With a truth table its easy to see that the two formulae $A\land B \to C$ and $A \to B \to C$ are not equivalent, for example, if $A = B = C = 0$, than the first evaluates to $1$ and the second to $0$ (because $A \to B$ is truth, and then $(A\to B) \to C$) is false).

But here

How do I memorize axioms of a Hilbert system?
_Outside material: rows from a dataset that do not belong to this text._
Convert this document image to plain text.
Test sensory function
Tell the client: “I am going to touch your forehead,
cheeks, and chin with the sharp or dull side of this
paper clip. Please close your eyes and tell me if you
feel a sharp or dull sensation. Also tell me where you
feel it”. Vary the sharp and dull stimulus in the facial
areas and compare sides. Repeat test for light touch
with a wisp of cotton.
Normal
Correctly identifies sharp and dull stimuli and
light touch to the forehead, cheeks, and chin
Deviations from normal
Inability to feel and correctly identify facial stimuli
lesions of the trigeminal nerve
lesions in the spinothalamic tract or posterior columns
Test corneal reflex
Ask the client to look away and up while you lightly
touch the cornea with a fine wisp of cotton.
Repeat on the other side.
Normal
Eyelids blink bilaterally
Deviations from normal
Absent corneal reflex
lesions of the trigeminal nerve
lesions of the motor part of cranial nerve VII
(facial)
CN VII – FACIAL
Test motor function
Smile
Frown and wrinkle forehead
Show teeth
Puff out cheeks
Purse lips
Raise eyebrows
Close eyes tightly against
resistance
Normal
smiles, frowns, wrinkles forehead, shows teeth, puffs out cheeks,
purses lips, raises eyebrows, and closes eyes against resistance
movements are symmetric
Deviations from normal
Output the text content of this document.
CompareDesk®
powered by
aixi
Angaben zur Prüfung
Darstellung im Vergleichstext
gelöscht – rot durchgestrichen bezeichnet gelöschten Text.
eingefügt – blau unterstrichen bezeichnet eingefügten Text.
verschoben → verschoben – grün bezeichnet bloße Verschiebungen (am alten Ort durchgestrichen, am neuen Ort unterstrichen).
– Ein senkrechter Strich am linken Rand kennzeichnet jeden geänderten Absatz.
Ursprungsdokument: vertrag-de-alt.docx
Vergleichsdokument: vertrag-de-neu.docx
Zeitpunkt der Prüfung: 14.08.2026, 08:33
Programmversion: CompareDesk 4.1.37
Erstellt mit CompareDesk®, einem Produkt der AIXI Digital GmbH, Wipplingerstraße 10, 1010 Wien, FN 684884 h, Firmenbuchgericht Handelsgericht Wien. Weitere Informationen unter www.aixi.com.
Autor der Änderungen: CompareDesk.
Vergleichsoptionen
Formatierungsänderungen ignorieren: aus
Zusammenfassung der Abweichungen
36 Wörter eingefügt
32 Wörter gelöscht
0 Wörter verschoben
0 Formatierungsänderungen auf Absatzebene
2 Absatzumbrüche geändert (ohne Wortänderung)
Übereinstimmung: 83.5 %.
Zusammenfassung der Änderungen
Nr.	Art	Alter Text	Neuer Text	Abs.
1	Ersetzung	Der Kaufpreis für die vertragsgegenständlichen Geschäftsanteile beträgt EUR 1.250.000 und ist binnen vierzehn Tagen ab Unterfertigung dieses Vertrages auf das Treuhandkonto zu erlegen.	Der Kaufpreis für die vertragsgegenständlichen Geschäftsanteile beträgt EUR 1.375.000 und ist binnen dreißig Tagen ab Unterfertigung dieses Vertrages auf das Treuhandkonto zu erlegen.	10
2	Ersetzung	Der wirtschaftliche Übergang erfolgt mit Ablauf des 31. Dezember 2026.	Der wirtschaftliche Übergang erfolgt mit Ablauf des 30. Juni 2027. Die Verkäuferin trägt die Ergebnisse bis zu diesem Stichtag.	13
it is referred to this transformation as currying, and there

http://www.daimi.au.dk/~ko/teaching/pl/curryhoward.pdf

on page 9 it is stated that

• Curry and Uncurry are proofs of $$\forall P,Q,R. (P \land Q) \to R \leftrightarrow (P \to Q \to R)$$

So i am confused, when are these expressions equivalent, and if not how can I use them for "uncurrying"?

Answer 1

The devils is hidden in details. Be careful with parenthesis (and conventions about them).

Indeed, it's true that

• Curry and Uncurry are proofs of $$\forall P,Q,R. (P \land Q) \to R \leftrightarrow (P \to (Q \to R))$$

Answer 2

I think $P \to Q \to R$ means $P \to (Q \to R)$ but not $(P \to Q) \to R$.

$(A \land B) \to C \leftrightarrow A\to (B\to C)$ is true.